# My baby betta!



## bexjohnson (Dec 16, 2011)

I can't tell if it's a boy or a girl, and it's hard to see. but here's the tank I have it in. it's a 2 gallon tank so it'll have room to grow.


----------



## bexjohnson (Dec 16, 2011)

and here's its tank from the side


----------



## Moon (Jul 4, 2011)

Awesome tank mines full of stupid snails


----------



## bexjohnson (Dec 16, 2011)

I have my snails in my 25 gallon tank with my two gourami. if it wasn't so tiny I would put a snail with it but my friend had snails with his betta and they ate it alive... so I'm just being carefull


----------



## PixelatedPaint (Nov 19, 2011)

cute set up!


about the snails. just boil a lettuce leave for a minute, let it cool and place it in the tank...next morning, preferably early....carefully remove the leaf with snails on it. I dont know what kind of snail would eat a fish alive...o.o...most only eat carcass... so it could have died and the snails could have cleaned the tank. I have always had MTS in my tanks.


----------



## ArcticRain (Aug 11, 2011)

He is so tiny!!!! That is all... :roll:


----------



## bexjohnson (Dec 16, 2011)

More of the baby


----------



## 4mb3rNich0l3 (Dec 22, 2011)

looks female


----------



## Krys (Jul 28, 2009)

Try and get a nice clear shot of it. I can usually tell by body shape.


----------



## bexjohnson (Dec 16, 2011)

that's as clear as I can get them right now... plus it's sick... it has ick... I'm taking care of it though.

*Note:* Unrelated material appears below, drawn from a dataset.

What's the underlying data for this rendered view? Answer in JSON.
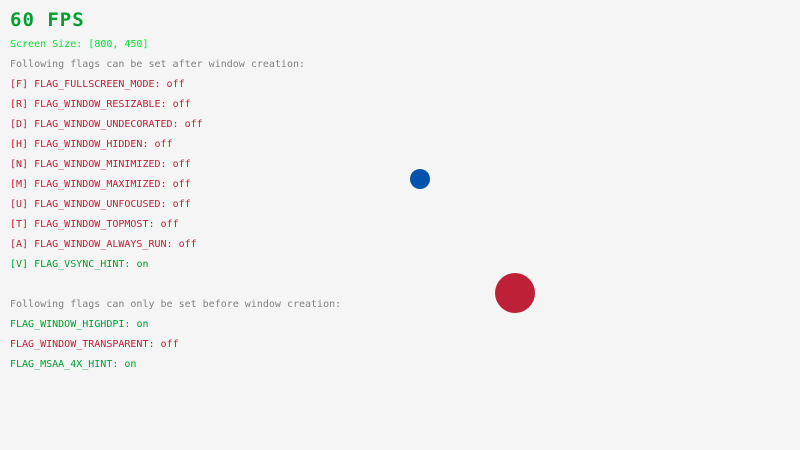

I think I'm gonna move it back to my bedroom though, don't think it likes the bathroom to much


----------



## Arashi Takamine (Mar 3, 2011)

Poor baby! I hope it gets better.


----------



## bexjohnson (Dec 16, 2011)

The poor baby didn't make it threw the night. Next time I get a baby betta I'll be sure that I have live baby brine shrimp to feed it.


----------



## 4mb3rNich0l3 (Dec 22, 2011)

aww im sorry :/


----------